Bereits Mitte September 2023 kündigte Digitalisierungs-Staatssekretär Florian Tursky die Gründung einer KI-Servicestelle an, die später in eine KI-Behörde übergehen soll. (brutkasten berichtete) Heute Dienstag war es nun soweit: Im Rahmen einer Kick-Off-Veranstaltung im Finanzministerium (BMF) nahm die KI-Servicestelle ihre Arbeit auf.

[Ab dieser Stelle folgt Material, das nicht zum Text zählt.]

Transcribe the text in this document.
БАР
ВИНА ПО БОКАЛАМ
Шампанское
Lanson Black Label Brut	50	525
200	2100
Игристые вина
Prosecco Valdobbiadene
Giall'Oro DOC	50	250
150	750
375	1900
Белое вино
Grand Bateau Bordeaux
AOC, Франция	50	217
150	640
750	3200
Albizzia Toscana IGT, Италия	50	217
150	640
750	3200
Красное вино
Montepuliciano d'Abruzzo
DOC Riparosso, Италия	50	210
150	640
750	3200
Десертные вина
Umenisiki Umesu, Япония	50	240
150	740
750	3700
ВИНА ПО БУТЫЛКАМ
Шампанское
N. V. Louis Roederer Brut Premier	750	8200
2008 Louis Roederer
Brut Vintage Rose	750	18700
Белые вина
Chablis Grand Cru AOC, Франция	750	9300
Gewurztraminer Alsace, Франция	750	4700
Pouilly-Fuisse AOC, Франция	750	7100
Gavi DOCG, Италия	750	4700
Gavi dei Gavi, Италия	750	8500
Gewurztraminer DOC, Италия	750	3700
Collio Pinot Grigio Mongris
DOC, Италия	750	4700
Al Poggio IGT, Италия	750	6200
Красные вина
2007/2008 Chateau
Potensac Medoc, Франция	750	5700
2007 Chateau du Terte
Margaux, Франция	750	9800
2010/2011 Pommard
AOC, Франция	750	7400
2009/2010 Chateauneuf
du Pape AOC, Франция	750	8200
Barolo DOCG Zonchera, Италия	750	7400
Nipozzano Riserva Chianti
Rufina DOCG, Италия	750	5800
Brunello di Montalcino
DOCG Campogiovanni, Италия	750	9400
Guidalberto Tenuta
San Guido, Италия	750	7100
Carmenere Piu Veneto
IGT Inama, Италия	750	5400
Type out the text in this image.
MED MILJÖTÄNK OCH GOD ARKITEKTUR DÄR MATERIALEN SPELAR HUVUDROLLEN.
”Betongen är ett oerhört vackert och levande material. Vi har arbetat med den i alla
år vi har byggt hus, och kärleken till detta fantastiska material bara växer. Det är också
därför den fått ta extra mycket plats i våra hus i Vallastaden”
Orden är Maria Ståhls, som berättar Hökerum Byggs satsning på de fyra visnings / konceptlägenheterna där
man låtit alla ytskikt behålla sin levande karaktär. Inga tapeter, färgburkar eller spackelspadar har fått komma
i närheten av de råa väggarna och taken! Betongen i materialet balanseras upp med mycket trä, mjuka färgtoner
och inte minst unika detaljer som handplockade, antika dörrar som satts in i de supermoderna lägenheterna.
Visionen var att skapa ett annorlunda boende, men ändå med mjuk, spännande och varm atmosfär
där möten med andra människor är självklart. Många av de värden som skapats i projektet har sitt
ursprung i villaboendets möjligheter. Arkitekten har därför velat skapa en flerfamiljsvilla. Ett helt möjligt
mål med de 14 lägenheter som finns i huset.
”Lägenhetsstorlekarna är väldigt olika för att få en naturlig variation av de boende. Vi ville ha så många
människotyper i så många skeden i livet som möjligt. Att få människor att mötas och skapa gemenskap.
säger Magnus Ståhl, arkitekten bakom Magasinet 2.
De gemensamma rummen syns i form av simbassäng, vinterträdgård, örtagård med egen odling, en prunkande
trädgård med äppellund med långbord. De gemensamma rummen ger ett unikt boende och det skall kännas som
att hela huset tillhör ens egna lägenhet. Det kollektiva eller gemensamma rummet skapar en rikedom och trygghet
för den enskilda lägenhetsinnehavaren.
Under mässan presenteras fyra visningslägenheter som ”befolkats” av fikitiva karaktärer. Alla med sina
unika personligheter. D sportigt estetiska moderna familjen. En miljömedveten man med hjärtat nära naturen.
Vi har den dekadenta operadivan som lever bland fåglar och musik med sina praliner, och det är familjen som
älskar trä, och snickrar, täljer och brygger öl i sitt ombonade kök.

Die Aufgaben der KI-Service-Stelle

Wesentliche Aufgaben der KI-Servicestelle liegen laut BMF darin, „Transparenz und Rechtssicherheit sicherzustellen“ und die „Chancen und Innovationen für Unternehmen nutzbar zu machen“. Neben Unternehmen und Bürger:innen sollen auch Medien die neue Servicestelle nutzen können. Österreich ist neben Spanien und den Niederlanden eines der ersten Länder mit einer derartigen Stelle, so das BMF in einer Aussendung.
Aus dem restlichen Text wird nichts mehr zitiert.